New York's Museum of Modern Art has announced a vast, wide-ranging career retrospective dedicated to the Burbank, Calif.-born, London-based filmmaker beginning in November.
At a news conference announcing the exhibit, the 50-year-old Burton described being the subject of the forthcoming show as "very surreal, very surprising" and an "out-of-body" experience.
"I didn't grow up in a real museum culture," Burton told reporters in New York Wednesday.
"I think I went to the Hollywood Wax Museum as my first museum … I was of that generation where I got more out of The Beverly Hillbillies than Monet."
The MoMA show will encompass more than 700 items, ranging from never-before-seen paintings, drawings and storyboards to video work Burton has created over the years.
Being the subject of an upcoming Museum of Modern Art exhibit is 'very surreal, very surprising,' said director Tim Burton. (Francois Mori/Associated Press) The display will include, for instance, Burton's ink sketches from Edward Scissorhands, his watercolour paintings from The Nightmare Before Christmas and his little-seen student artwork and early non-professional films.
Other Burton movie items — ranging from puppets from Corpse Bride to costumes from Sleepy Hollow to props from Mars Attacks! — will also be featured.
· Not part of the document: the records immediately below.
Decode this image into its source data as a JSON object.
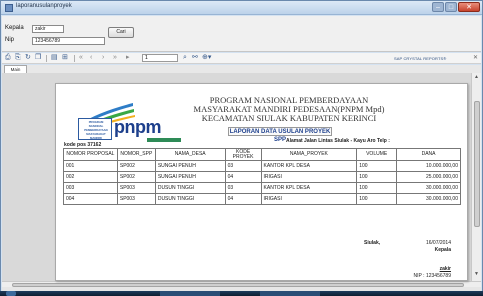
{
  "window": {
    "title": "laporanusulanproyek"
  },
  "form": {
    "kepala_label": "Kepala",
    "kepala_value": "zakir",
    "nip_label": "Nip",
    "nip_value": "123456789",
    "cari_button": "Cari"
  },
  "toolbar": {
    "page_value": "1",
    "brand": "SAP CRYSTAL REPORTS®",
    "close_glyph": "✕"
  },
  "tabs": [
    {
      "label": "Main Report"
    }
  ],
  "report": {
    "program_line1": "PROGRAM NASIONAL PEMBERDAYAAN",
    "program_line2": "MASYARAKAT MANDIRI PEDESAAN(PNPM Mpd)",
    "program_line3": "KECAMATAN SIULAK KABUPATEN KERINCI",
    "report_title": "LAPORAN DATA USULAN PROYEK SPP",
    "logo_text_1": "PROGRAM",
    "logo_text_2": "NASIONAL",
    "logo_text_3": "PEMBERDAYAAN",
    "logo_text_4": "MASYARAKAT",
    "logo_text_5": "MANDIRI",
    "logo_brand": "pnpm",
    "kode_pos": "kode pos 37162",
    "alamat": "Alamat Jalan Lintas Siulak - Kayu Aro Telp :",
    "columns": [
      "NOMOR PROPOSAL",
      "NOMOR_SPP",
      "NAMA_DESA",
      "KODE PROYEK",
      "NAMA_PROYEK",
      "VOLUME",
      "DANA"
    ],
    "rows": [
      [
        "001",
        "SP002",
        "SUNGAI PENUH",
        "03",
        "KANTOR KPL DESA",
        "100",
        "10.000.000,00"
      ],
      [
        "002",
        "SP002",
        "SUNGAI PENUH",
        "04",
        "IRIGASI",
        "100",
        "25.000.000,00"
      ],
      [
        "003",
        "SP003",
        "DUSUN TINGGI",
        "03",
        "KANTOR KPL DESA",
        "100",
        "30.000.000,00"
      ],
      [
        "004",
        "SP003",
        "DUSUN TINGGI",
        "04",
        "IRIGASI",
        "100",
        "30.000.000,00"
      ]
    ],
    "sig_place": "Siulak,",
    "sig_date": "16/07/2014",
    "sig_role": "Kepala",
    "sig_name": "zakir",
    "sig_nip_label": "NIP :",
    "sig_nip_value": "123456789"
  },
  "colors": {
    "accent": "#1d3f8c",
    "green": "#2e8b57"
  }
}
In late November, the museum will host screenings 14 of his major feature films, which such varied fare as Pee-Wee's Big Adventure, Ed Wood, Big Fish and Sweeney Todd: The Demon Barber of Fleet Street.
The exhibit will offer "an intimate experience of Burton's sensibility — undiluted, provocative and humorous," Museum of Modern Art director Glenn Lowry said, according to Reuters.
"His doodles, sketches, drawings and paintings are the raw material from which he draws inspiration as a filmmaker."
Tim Burton runs at the Museum of Modern Art from Nov. 22 through April 26, 2010.